Reference Row Filter: Add support to filter by Row Number

mwiegand · September 18, 2024, 9:14am

Hi,

while working on an example workflow I encountered several issues when trying to filter by row index / number which required me, as the long value is required for filtering by row index / number, to explore other approaches.

I then realized the Reference Rowe Filter node RowID but not Row Number / Index which however the regular row filter does.

I’d like to suggest to keep all filtering options in a set of similar nodes fully aligned (if plausible).

Best
Mike

Geo · September 19, 2024, 8:33am

Because Reference Row Filter is a quick way of joining and then filtering a table, I think constraining the node on RowID is okay, for it forces you to work with explicitly identified rows. That said, it does not hurt to have more options

mwiegand · September 19, 2024, 8:37am

I don’t get it Anyways, for consistency reasons and because a numeric filter is / can be more precise than a string based one, having row number based filtering is based on my experience superior.

mlauber71 · September 21, 2024, 5:17am

Until you run out of numbers maybe. I created long IDs with the help of the rank node.

mwiegand · September 21, 2024, 11:38am

That reminds me of several topics we exchanged about. In regard to the star alliance group, wouldn‘t it be a nice idea to collect limitations in one post?

hotzm · October 8, 2024, 1:12pm

I have a hard time understanding what you would want to achieve with “Row number” and “Row index” options in the Reference Row Filter. Both of these options are “virtual”, in the sense that they are not present in the data (so are not data columns) and are just a dense list of integral numbers starting at 1 (or 0) and going until the size of the table (or size-1). Would you expect it to work like a Table Cropper with maximum row numbers/row index configured as the size of the reference table? Or am I missing something?

mwiegand · October 8, 2024, 1:58pm

The Row Index, now called Row number in the new Row Filter, serve many important purposes and provide a greater value that the RowID. For one thing, when add the row index as an actul column, do some transformations, unpicot, tranpose, sorting you name it, you can always return to your original row order sequence. With the RowID that is not that straight forward since it is a string.

About filtering, imagine you transform and filter a table per your liking, resulting in results you want to extract from your original table. You’d be requried to do a multi-match filtering. Using the row id, it is just one step.

Though, the question also raises, when RowID as a “virutal” option as you describe exsists, why not the row index? In generall I’d also stringly suggest to keep namings aligned. “RowID” was kept but Row Index became Row number and it all of a sudden starts at 1, not 0. These disjoints introduce unnecessary friction in many ways.

Best
Mike

hotzm · October 10, 2024, 12:14pm

I understand the difference between row number (consecutive numbering of rows) and RowID (uniquely identifying a specific row).
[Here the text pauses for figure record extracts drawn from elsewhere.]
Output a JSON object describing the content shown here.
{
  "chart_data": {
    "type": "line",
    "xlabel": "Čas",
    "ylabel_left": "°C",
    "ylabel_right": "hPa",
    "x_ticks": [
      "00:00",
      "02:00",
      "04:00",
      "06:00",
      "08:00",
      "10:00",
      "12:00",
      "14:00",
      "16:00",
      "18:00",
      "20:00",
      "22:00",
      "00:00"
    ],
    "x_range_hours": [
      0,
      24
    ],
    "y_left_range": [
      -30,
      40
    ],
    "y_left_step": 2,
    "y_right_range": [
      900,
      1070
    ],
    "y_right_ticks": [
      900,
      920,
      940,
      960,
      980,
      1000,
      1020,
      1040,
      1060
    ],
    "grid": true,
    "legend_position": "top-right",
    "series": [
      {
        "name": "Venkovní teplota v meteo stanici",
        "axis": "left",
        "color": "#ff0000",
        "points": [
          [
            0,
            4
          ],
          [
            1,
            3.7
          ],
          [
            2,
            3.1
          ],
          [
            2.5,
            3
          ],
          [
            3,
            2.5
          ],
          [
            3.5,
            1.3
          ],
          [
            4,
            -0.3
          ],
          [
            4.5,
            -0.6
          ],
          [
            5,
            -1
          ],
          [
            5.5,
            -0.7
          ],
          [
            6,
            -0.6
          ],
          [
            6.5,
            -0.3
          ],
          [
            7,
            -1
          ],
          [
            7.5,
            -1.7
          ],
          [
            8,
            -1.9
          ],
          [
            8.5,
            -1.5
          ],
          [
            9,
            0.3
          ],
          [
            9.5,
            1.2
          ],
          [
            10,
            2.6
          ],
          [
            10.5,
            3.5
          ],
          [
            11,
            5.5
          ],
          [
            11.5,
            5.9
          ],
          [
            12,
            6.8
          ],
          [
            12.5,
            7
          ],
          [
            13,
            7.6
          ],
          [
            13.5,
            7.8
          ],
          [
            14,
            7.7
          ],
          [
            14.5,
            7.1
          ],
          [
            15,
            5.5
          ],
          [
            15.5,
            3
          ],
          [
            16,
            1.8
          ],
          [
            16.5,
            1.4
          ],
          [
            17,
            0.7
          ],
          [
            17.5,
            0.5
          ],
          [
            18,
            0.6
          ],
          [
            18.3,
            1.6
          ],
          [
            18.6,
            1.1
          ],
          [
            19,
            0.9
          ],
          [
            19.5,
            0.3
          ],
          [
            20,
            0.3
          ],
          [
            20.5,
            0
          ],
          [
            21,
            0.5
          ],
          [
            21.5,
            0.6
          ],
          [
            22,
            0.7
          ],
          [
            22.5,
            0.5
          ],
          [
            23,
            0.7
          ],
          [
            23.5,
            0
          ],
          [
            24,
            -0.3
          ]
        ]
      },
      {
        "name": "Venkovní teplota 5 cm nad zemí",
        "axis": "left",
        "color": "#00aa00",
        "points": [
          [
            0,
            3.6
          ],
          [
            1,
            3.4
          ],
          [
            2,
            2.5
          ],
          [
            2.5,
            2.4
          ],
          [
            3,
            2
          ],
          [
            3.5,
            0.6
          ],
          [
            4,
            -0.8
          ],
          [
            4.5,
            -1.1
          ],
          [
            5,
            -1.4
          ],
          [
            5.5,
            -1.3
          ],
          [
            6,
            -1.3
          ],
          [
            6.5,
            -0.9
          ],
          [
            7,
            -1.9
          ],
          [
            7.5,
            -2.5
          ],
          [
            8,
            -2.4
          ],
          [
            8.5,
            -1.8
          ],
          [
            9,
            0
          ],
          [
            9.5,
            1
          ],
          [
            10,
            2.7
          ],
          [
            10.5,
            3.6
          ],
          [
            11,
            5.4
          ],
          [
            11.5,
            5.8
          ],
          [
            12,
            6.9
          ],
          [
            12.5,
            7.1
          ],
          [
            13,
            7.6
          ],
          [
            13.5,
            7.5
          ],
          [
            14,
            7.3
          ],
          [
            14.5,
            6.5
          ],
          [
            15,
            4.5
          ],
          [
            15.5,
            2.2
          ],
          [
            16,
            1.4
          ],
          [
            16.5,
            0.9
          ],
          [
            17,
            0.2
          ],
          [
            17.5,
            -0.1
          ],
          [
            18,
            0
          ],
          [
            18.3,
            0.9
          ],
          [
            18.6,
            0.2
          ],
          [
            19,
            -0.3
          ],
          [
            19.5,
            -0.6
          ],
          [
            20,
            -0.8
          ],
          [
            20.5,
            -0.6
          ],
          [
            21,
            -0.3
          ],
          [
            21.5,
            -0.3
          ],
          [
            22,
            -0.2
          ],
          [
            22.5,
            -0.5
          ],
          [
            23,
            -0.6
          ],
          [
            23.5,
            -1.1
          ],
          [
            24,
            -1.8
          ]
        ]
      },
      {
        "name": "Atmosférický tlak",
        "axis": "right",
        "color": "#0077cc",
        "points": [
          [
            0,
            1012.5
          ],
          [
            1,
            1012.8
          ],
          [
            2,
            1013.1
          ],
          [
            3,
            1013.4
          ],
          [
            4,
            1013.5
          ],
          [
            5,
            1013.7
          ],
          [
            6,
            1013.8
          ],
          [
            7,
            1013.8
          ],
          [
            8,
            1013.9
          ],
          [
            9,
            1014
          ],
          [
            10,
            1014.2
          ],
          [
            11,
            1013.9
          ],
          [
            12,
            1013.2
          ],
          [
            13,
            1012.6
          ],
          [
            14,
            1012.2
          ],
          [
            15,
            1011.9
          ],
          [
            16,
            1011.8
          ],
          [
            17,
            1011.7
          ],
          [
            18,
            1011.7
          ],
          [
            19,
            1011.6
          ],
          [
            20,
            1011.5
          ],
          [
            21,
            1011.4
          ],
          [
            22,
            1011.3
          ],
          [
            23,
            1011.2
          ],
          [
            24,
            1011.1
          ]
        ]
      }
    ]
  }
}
Maybe a bit of context/justification: for new nodes (or modernized ones) we use “row number” when the numbering starts at 1 and “row index” when it starts at 0. Old nodes may be inconsistent, but this is exactly what we’re trying to improve: to make it clear what the first value will be: 0 (index) or 1 (number).
Historically, index is used when an offset is specified: the first element is not offset (so index = 0), the next element is offset by one (index = 1), … and many languages use this “offset notation”. Though, we made the experience that 1 seems much more natural for many people, especially non-programmers. That’s why we focussed on using row number in the new Row Filter. But we also hear your feedback (and I think we got that feedback somewhere else already), that sometimes row index is more convenient, e.g. when you want to set it via a flow variable and want to avoid using an expression that does just -1 beforehand.

Regarding the original topic:
I was asking for clarification, whether I understood it correctly. I wanted to ask, and maybe expressed it not well enough, whether selecting the option “Row number” in the Reference Row Filter between the Filtered Table and Reference Table would work like you using a Table Cropper configured on Filtered Table with the maximum row number equal to the size of the Reference Table. If so, it is already possible to express this operation with existing nodes (Extract Table Dimension, Table Cropper). But on the other hand, adding this option to the Reference Row Filter should be easy and could be very convenient (although we would have to see how intuitive/understandable it turns out to be). I’m just trying to avoid that we have too many nodes that do almost the same thing, where it’s unclear which should be used, and where two workflows look almost the same but do totally different things :).

mwiegand · December 2, 2024, 9:05pm

Catching up … sorry for the late reply. It wasn’t aware to me that it’s now differentiated between “row number” and “row index”. Row number wasn’t something available before and since row index seems gone, I concluded the later succeeded the first.

With that knowledge, I believe we found the cause of the misunderstanding. WDYT?

hotzm · December 3, 2024, 10:24am

Ah, yes, that sounds like it!

And we already heard that in some circumstances it would be useful to have both Row number and Row index (i.e. offset) available as options, since it sometimes removes the need for a +1 or -1 expression beforehand. But I think this discussion would derail the topic at hand (though we are welcoming separate feature proposals with use cases where it would be beneficial!).